The Federal Republic of Germany is a federal parliamentary democracy. The Bundestag is the legislative body of the German political system. Its 598 Members are elected every four years. Parties need to attain at least 5% of the vote to be represented in the Bundestag, which excludes very small parties.

The Bundestag elects the Federal Chancellor and passes federal legislation together with the Bundesrat, which represents the German Länder (federal states). The government is headed by the Federal Chancellor. He or she decides on the number of ministries and their areas of responsibility, and chooses the ministers for each department. The Federal President is elected for a period of five years by the Bundesversammlung (Federal Assembly), which consists of an equal number of members from the Bundestag and the Bundesrat. As the head of state, he or she is responsible for representing the Federal Republic of Germany. The Bundesverfassungsgericht (Federal Constitutional Court) is a characteristic institution of Germany’s democratic system. It has the right to annul democratically enacted laws if it reaches the conclusion that they are unconstitutional. Early Bundestag elections were called in the autumn of 2005, after the Red-Green Coalition government consisting of the SPD (the Social Democratic Party of Germany) and the Green Party had been in power for seven years. Since then, Germany has been governed by a Grand Coalition between the CDU/CSU (the Christian Democratic Union and the Christian Social Union) and the SPD, under the leadership of Chancellor Angela Merkel. Horst Köhler (from the CDU) has been Germany’s President since 2004.


Israel is a parliamentary democracy. The Knesset, the Israeli parliament, consists of 120 members and is elected for a legislative period of four years according to the proportional representation system, with an election threshold of 2%.

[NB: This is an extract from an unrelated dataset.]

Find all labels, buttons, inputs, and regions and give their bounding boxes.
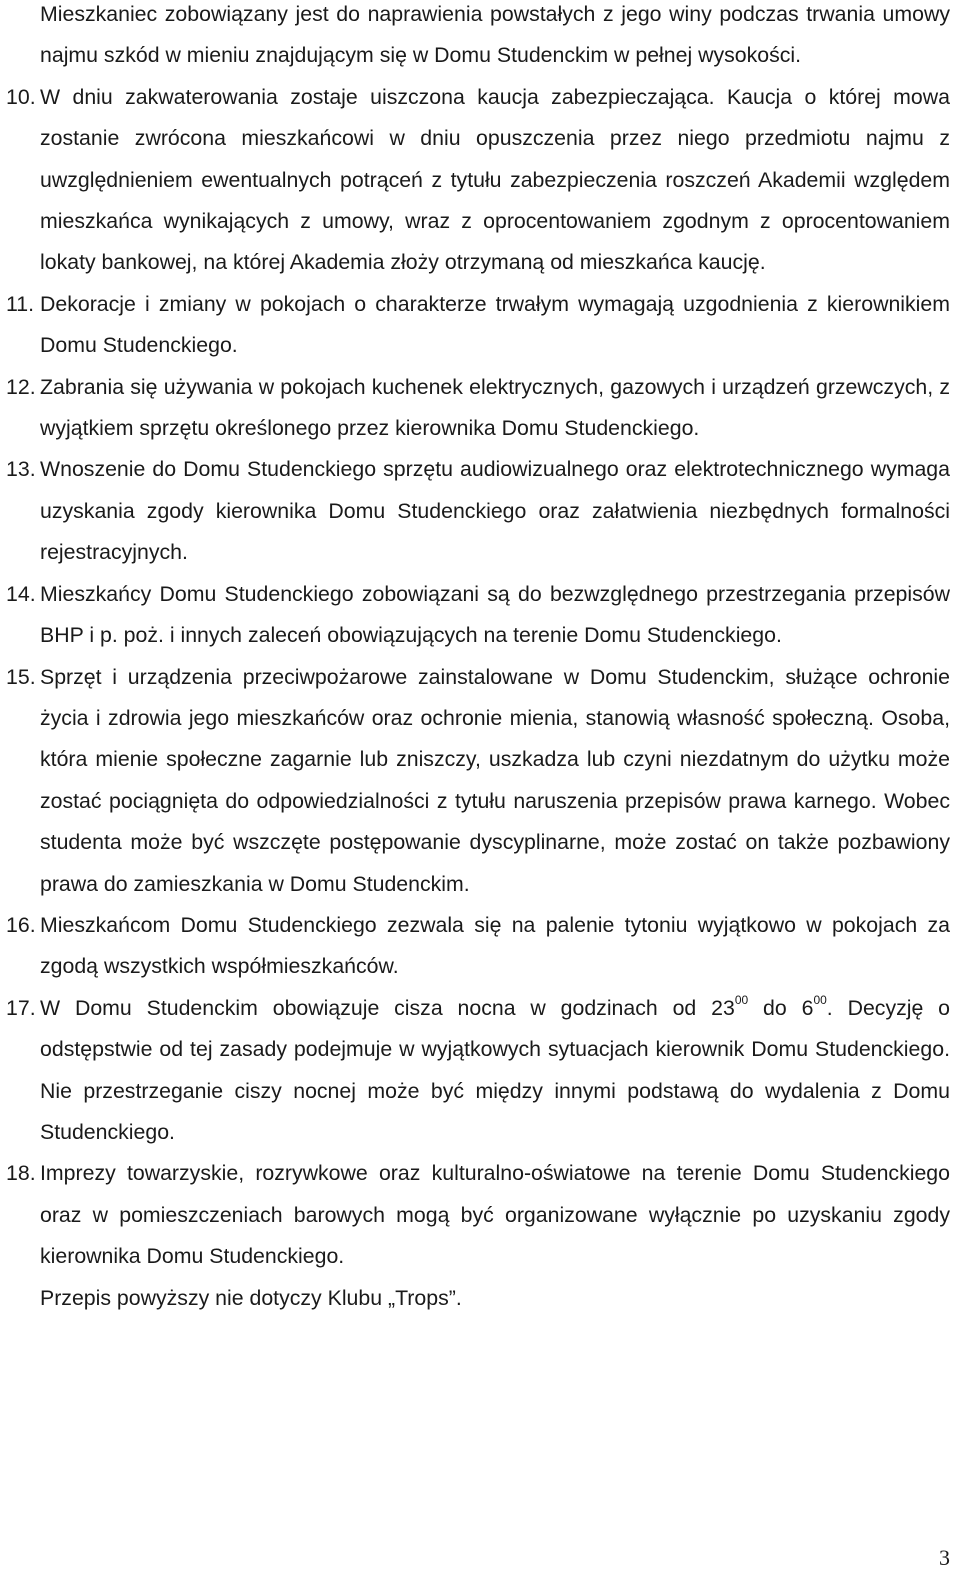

The Israeli government is answerable to the Knesset. The prime minister is the head of government. Each government is in power for a term of four years, a period that can be cut short by the early retirement or death of the prime minister or by a vote of no confidence from the Knesset.

The judicial system is independent of the parliament and the government and consists of three levels: Magistrate Courts, District Courts and the Supreme Court. The latter has jurisdiction over the entire state and is also Israel’s highest court of appeal.

The President is elected by the Knesset for a non-renewable term of seven years. His or her role is largely ceremonial.

Since the last Knesset elections in 2006, Israel has been governed by a coalition consisting of the Kadima party, the Labour party, the Shas party, Israel Beytenu, and the pensioners’ party. Ehud Olmert is the Prime Minister. The Likud party and the National Religious Party are two of the opposition parties. Shimon Peres has been the President of the State of Israel since 2007.

Political relations between Germany and Israel

The Reparations Agreement (Luxemburger Abkommen), which was concluded between the Federal Republic of Germany and the State of Israel in 1952, paved the way for a rapprochement between the two countries. Bilateral relations were initially limited to economic and scientific cooperation, but reached a high point with the initiation of diplomatic relations in 1965.

Fifty-six years later, relations between Israel and Germany are very diverse and include cooperation in the areas of politics – for example in the form of inter-party and interparliamentary relations – security, and culture. There are exchange programmes in many areas, including industry and trade, science, culture, youth, trade unions and sports. In addition, there are numerous twinnings between cities and towns in Israel and Germany.

In March 2008, as part of the first intergovernmental consultations, Chancellor Angela Merkel and Israel’s head of government Ehud Olmert concluded a bilateral agreement on cooperation in various fields, including the military, the economy, the environment and culture. Another subject discussed at the consultations was the Federal Government’s intention to organize a Middle East Conference in Berlin this summer.